Dense retrieval (DR) typically uses a dual encoder to encode queries and documents separately and computes the relevance score by a simple similarity function (cosine or dot product). Many researchers have further improved the performance of DR by negative sampling and distillation [6, 12, 26, 37, 42].

Researchers in the IR community have already begun to design pre-training methods tailored for DR [14, 15, 19, 21, 22, 32, 33]. These approaches primarily aim to better represent contextual semantics with [CLS] embedding. They are based on the intuition that [CLS] embedding should encode important information in the given text to achieve robust matches. For example, Condenser [14] and coCondenser [15] design skip connections in the last layers of the encoder to force information aggregated into the [CLS] token. Recently, autoencoder-based pre-training has drawn much attention.

The input sentences are encoded into embeddings to reconstruct the originals, forcing the encoder to generate better sentence representations.

SEED-Encoder [21] proposes to use a weak decoder for reconstruction. SIMIM [32] and RetroMAE [19] modify the decoding approach to strengthen the information bottleneck, which improves the quality of generated embeddings.

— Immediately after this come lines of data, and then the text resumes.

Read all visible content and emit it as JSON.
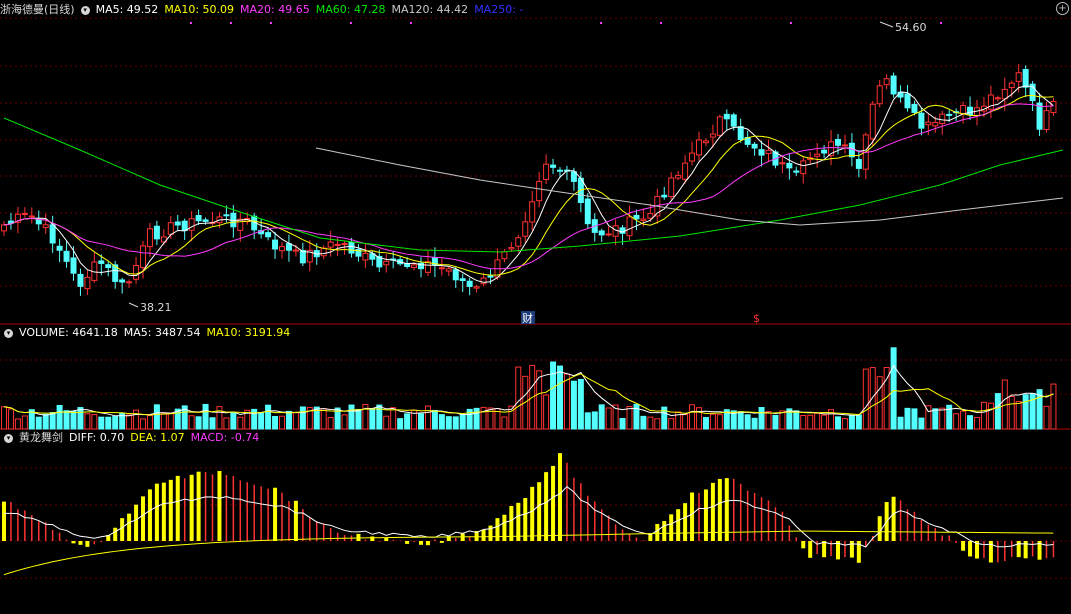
{
  "header_price": {
    "title": "浙海德曼(日线)",
    "ma5": "MA5: 49.52",
    "ma10": "MA10: 50.09",
    "ma20": "MA20: 49.65",
    "ma60": "MA60: 47.28",
    "ma120": "MA120: 44.42",
    "ma250": "MA250: -"
  },
  "header_volume": {
    "title": "VOLUME: 4641.18",
    "ma5": "MA5: 3487.54",
    "ma10": "MA10: 3191.94"
  },
  "header_macd": {
    "title": "黄龙舞剑",
    "diff": "DIFF: 0.70",
    "dea": "DEA: 1.07",
    "macd": "MACD: -0.74"
  },
  "annotations": {
    "high": "54.60",
    "low": "38.21",
    "marker_cai": "财",
    "marker_dollar": "$"
  },
  "colors": {
    "up": "#ff3232",
    "down": "#54ffff",
    "ma5": "#ffffff",
    "ma10": "#ffff00",
    "ma20": "#ff3cff",
    "ma60": "#00e600",
    "ma120": "#c8c8c8",
    "ma250": "#3232ff"
  },
  "chart_data": {
    "type": "candlestick",
    "price_axis": {
      "high_label": 54.6,
      "low_label": 38.21
    },
    "macd": {
      "diff": 0.7,
      "dea": 1.07,
      "macd": -0.74
    }
  }
}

Despite the success, the autoencoder-based models cannot fully comprehend the logical relationship between the different structures in legal case documents, as they mainly rely on limited information in the corpus. Moreover, since the case text contains numerous facts that are not essential for judging the relevance of the cases, reconstructing the original text may decrease the discriminative power of dense vectors.